Drew balances unpaid endeavors with an amalgamation of financial ventures, from collecting royalties on his fly designs to serving as the United States distributor for a New Zealand-based rod manufacturer. He is sponsored by numerous brands, including BOTE and Patagonia, and runs a tour company, Luxe Cadre, through which he leads private excursions, revolving around fishing and hunting, fine wine, and cultural experiences, to places like the Bahamas and Argentina. And, if that’s not enough, he’s part owner of Frigate Reserve Rum, a premium spirits label developed by a group of friends who brought Drew on for his aptitude with logistics. His entrepreneurial brain is as active as his fly-tying one.
Drew likes to say: You can make a fly that looks beautiful on the bench, you can make a fly that performs, or you can make a fly that does both.
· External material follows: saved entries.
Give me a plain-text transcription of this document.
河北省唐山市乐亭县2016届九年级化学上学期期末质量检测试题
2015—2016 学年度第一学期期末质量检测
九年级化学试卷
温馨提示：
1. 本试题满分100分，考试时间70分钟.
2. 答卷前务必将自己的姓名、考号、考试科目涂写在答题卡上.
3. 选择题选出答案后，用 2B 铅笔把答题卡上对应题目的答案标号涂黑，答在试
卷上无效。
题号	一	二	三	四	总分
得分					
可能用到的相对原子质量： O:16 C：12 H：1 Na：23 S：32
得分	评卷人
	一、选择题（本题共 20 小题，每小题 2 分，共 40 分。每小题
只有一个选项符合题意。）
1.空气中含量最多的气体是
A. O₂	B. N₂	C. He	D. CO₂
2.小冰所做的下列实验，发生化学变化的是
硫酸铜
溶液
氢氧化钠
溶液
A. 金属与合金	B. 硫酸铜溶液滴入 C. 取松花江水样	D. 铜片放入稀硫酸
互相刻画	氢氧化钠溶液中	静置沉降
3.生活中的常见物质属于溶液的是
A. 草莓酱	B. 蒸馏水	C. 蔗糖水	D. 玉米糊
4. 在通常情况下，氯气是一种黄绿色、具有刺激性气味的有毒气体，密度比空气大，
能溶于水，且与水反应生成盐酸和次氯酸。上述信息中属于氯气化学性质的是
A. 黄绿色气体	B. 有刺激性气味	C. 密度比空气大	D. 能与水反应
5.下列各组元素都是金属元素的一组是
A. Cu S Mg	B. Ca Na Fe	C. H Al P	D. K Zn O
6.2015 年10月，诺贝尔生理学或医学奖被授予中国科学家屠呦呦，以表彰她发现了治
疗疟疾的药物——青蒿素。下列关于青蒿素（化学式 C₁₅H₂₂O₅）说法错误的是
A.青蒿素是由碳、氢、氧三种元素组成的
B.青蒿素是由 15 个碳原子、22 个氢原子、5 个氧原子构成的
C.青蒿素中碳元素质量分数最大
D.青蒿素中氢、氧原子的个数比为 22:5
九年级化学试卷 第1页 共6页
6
On a perfect weekday morning, we make our way through Drew’s backyard to Whiskey Creek’s tree-shadowed water. We step onto his paddleboard—he in front, me observing from behind—and glide noiselessly from his dock. The board skims the water’s surface, creating so little disturbance that the fish and manatees barely notice us. I watch him cast, turning his torso right, left, and right again, his line gaining energy with each twist. He makes it look effortless.
Drew has chosen a fly that imitates a bait fish. He casts for me, hands me the rod and shows me how to manipulate the movements to make the fly move as if wounded. “Sing ‘Three Blind Mice,’” he suggests. Tug-tug-tug. Pause. Tug-tug-tug. Pause. A little snook latches on, and I reel in my first-ever fish caught on a fly. “People get addicted to it, you know,” he warns over his shoulder.
The morning is still. Mangroves, palms and shrubs obscure neighborhoods and roadways and create solitude. “It’s no longer a craft,” he says. “It’s like a calling.”